1) [A] l’utilisation d’antibiotiques chez les animaux producteurs d’aliments tue ou supprime les bactéries sensibles, ce qui permet aux bactéries résistantes aux antibiotiques de se développer; 2) les bactéries résistantes sont transmises à l’homme par l’intermédiaire de l’approvisionnement alimentaire; 3) ces bactéries peuvent causer des infections chez les humains pouvant entraîner des conséquences néfastes pour la santé.

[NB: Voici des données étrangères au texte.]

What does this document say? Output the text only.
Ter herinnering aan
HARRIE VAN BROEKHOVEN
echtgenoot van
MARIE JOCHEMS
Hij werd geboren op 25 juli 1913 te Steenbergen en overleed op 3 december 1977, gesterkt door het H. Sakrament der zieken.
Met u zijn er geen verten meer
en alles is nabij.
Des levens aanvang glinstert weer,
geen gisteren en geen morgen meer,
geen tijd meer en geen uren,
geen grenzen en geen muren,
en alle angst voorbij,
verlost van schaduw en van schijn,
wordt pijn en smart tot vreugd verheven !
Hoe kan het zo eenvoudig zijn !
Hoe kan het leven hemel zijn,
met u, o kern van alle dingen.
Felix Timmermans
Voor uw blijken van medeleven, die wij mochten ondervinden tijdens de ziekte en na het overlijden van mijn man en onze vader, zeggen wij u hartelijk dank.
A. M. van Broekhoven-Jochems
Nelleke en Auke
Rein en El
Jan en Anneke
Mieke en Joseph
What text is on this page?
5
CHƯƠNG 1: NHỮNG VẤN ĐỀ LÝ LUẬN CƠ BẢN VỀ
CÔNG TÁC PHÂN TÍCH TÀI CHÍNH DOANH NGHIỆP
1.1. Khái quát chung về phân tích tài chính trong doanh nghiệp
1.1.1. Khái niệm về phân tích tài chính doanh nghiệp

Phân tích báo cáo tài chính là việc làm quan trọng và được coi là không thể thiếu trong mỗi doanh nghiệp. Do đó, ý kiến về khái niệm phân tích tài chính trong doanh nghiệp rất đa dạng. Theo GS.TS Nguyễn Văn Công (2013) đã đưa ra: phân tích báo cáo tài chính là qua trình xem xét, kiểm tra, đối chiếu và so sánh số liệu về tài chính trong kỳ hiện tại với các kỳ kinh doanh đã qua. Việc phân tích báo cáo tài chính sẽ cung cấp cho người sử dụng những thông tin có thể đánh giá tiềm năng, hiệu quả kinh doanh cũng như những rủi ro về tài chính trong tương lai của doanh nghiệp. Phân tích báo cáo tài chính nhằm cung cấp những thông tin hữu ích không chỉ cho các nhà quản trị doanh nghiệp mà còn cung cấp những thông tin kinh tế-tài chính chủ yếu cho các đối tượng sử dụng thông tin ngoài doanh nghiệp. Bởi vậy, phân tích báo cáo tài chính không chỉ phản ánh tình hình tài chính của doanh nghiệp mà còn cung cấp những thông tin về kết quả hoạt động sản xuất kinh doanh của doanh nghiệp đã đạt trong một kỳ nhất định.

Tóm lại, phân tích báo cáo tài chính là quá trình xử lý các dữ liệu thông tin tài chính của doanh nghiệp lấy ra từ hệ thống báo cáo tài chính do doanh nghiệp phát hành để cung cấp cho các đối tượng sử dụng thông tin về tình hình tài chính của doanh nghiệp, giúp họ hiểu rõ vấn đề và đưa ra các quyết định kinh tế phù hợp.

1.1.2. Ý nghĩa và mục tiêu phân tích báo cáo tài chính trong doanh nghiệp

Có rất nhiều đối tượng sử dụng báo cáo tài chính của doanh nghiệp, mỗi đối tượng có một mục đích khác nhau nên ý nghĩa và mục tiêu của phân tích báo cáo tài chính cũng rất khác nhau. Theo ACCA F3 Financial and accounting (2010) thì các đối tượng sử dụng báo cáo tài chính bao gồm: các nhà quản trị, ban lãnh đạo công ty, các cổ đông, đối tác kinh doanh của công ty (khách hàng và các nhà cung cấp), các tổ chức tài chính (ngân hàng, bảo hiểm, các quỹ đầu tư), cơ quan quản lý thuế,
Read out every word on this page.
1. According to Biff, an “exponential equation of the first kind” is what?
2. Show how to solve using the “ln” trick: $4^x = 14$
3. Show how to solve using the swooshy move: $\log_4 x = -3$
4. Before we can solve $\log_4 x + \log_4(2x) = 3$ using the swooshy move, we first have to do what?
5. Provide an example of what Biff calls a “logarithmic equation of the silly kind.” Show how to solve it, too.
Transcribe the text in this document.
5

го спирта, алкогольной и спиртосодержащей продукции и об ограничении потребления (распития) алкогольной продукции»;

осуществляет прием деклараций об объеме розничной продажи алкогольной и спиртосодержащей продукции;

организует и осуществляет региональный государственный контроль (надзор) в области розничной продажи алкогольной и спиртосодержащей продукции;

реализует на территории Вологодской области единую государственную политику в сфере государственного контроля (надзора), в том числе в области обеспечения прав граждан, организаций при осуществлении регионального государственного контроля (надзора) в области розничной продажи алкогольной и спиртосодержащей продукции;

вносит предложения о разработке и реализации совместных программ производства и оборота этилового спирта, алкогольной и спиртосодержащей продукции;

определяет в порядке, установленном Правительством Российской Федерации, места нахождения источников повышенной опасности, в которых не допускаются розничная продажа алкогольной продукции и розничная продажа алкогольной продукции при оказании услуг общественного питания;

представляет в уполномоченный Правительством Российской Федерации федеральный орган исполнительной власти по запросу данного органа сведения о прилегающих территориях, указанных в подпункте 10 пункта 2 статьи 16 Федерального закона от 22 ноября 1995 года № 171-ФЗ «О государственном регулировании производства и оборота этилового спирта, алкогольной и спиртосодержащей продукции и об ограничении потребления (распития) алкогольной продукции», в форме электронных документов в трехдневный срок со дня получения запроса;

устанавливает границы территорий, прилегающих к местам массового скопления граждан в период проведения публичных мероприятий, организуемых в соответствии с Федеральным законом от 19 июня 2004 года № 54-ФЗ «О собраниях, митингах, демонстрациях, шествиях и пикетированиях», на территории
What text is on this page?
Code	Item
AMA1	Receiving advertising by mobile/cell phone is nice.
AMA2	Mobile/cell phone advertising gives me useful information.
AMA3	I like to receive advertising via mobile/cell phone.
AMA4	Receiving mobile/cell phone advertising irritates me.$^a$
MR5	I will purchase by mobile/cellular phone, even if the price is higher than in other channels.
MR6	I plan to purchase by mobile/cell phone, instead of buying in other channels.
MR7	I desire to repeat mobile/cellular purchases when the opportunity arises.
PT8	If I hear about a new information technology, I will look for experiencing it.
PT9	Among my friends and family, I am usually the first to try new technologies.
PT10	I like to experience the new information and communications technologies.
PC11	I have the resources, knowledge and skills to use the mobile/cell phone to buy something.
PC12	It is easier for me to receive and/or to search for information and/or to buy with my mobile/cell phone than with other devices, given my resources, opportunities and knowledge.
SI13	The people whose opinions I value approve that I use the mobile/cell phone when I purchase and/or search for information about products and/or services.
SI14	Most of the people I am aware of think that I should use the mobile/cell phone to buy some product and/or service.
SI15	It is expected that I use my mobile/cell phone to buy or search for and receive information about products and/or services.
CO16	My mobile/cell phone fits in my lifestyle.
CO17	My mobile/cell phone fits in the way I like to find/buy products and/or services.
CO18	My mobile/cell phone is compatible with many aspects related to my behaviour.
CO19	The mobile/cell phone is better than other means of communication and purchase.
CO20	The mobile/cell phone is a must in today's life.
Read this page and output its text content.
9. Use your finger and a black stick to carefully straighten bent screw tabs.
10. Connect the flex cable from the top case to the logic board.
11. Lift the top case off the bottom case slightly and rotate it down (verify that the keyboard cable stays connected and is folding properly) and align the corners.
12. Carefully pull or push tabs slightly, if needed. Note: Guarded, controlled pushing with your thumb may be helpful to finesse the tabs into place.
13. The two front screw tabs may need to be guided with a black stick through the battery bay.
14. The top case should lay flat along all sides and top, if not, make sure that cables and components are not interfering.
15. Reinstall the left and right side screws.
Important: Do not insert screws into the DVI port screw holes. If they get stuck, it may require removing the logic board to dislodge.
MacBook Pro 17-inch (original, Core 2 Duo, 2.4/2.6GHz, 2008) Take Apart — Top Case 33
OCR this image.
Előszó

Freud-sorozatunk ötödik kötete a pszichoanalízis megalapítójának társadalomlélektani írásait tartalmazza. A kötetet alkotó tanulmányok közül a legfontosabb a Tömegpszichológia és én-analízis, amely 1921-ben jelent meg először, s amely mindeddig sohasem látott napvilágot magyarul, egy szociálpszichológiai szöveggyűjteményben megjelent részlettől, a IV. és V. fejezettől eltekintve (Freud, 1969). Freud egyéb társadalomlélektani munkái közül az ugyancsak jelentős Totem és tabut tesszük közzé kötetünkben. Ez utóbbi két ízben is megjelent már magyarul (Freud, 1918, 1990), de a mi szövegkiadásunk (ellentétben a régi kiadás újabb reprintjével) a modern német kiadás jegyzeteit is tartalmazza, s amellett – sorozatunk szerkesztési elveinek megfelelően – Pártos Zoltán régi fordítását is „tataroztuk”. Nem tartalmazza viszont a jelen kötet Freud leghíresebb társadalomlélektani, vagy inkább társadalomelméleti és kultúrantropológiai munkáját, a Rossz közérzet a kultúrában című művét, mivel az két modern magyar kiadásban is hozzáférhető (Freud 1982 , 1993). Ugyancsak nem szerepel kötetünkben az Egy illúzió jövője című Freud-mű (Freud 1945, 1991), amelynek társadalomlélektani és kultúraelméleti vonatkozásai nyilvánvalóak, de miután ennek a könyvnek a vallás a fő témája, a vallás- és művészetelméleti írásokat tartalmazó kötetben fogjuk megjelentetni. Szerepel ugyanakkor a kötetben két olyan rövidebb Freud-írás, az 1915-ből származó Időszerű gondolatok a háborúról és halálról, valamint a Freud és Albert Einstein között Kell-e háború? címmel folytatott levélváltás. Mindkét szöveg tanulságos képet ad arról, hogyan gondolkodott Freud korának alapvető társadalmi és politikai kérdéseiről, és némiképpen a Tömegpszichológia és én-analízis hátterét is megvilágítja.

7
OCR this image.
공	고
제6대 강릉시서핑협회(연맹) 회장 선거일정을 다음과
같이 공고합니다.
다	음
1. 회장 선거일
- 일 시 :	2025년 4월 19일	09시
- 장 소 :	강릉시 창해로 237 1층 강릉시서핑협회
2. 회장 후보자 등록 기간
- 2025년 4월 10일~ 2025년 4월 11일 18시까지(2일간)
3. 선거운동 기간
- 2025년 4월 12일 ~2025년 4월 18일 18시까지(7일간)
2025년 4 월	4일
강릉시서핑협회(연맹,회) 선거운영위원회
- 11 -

De plus, presque tous les antibiotiques consommés par ces animaux – jusqu’à 90% – sont excrétés dans l’urine et les selles, puis «largement dispersés par les engrais, les eaux souterraines et les eaux de ruissellement».

De manière alarmante, en dépit du fait de savoir que nous sommes sur le point d’une véritable apocalypse antibiotique, les agriculteurs ne semblent pas changer leurs pratiques.

Selon un article précédent de Natural News, un article publié cette année dans la revue Science avertissait que l’utilisation d’antibiotiques chez les animaux élevés pour la consommation humaine devrait augmenter de 52 pour cent d’ici 2030.

De toute évidence, des mesures drastiques doivent être prises – et rapidement – si nous voulons endiguer la crise antibiotique.